Synthesis, structures, and catalytic oxidation of three aqua-coordinated and oxo-bridged diruthenium(III) complexes with sulfobenzoate and 2,2′-bipyridine

Abstract

Three new diruthenium(III) complexes, [Ru2O(2-sb)2(2,2′-bipy)2(H2O)2]·2.5H2O (1), [Ru2O(3-sb)2(2,2′-bipy)2(H2O)2]·9H2O (2), and [Ru2O (4-sb)2(2,2′-bipy)2(H2O)2]·9H2O (3), where sb2− is sulfobenzoate dianion and 2,2′-bipy is 2,2′-bipyridine, were synthesized using hydrothermal methods and characterized by IR, elemental analysis, thermogravimetric analysis, UV–vis, and fluorescence spectra. The single crystal X-ray analysis showed that each of these complexes has a dinuclear core stabilized by two bridging carboxylates and one bridging O2−. Variable sb2− ligands (2-sb, 3-sb, and 4-sb) in these complexes lead to diverse electronic spectroscopic behavior.

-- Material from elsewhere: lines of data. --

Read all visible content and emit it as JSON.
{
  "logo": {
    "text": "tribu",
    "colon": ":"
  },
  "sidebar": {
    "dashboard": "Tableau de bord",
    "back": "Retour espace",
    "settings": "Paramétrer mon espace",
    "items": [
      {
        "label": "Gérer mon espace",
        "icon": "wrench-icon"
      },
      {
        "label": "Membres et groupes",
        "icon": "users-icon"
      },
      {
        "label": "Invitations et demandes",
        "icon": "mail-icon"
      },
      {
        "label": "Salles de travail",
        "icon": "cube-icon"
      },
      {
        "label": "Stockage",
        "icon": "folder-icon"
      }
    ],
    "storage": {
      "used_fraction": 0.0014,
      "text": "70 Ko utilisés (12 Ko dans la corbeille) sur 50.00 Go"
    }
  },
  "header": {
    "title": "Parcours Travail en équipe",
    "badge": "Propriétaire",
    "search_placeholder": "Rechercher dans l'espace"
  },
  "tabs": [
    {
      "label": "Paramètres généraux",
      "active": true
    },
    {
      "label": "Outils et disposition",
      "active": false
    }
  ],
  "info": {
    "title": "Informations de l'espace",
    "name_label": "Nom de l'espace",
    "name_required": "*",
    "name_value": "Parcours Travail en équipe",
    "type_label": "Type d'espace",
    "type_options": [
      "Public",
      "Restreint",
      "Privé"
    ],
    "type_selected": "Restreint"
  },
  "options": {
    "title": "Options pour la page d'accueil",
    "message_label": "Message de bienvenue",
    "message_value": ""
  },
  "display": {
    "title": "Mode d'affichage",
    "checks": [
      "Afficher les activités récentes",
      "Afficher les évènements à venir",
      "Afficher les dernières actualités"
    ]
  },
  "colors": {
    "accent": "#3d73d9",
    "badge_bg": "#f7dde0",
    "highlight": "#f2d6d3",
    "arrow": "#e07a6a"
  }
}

The efficiency of activating methyl phenyl sulfide oxidation utilizing H2O2 in 3 equiv. was studied at 23 ± 2 °C. The effect of the amount of catalyst and solvents on activities was investigated. Under optimized reaction conditions, the major product was sulfoxide. Complex 1 gave significant conversion of 100 and 98% selectivity for sulfoxide after 4 h.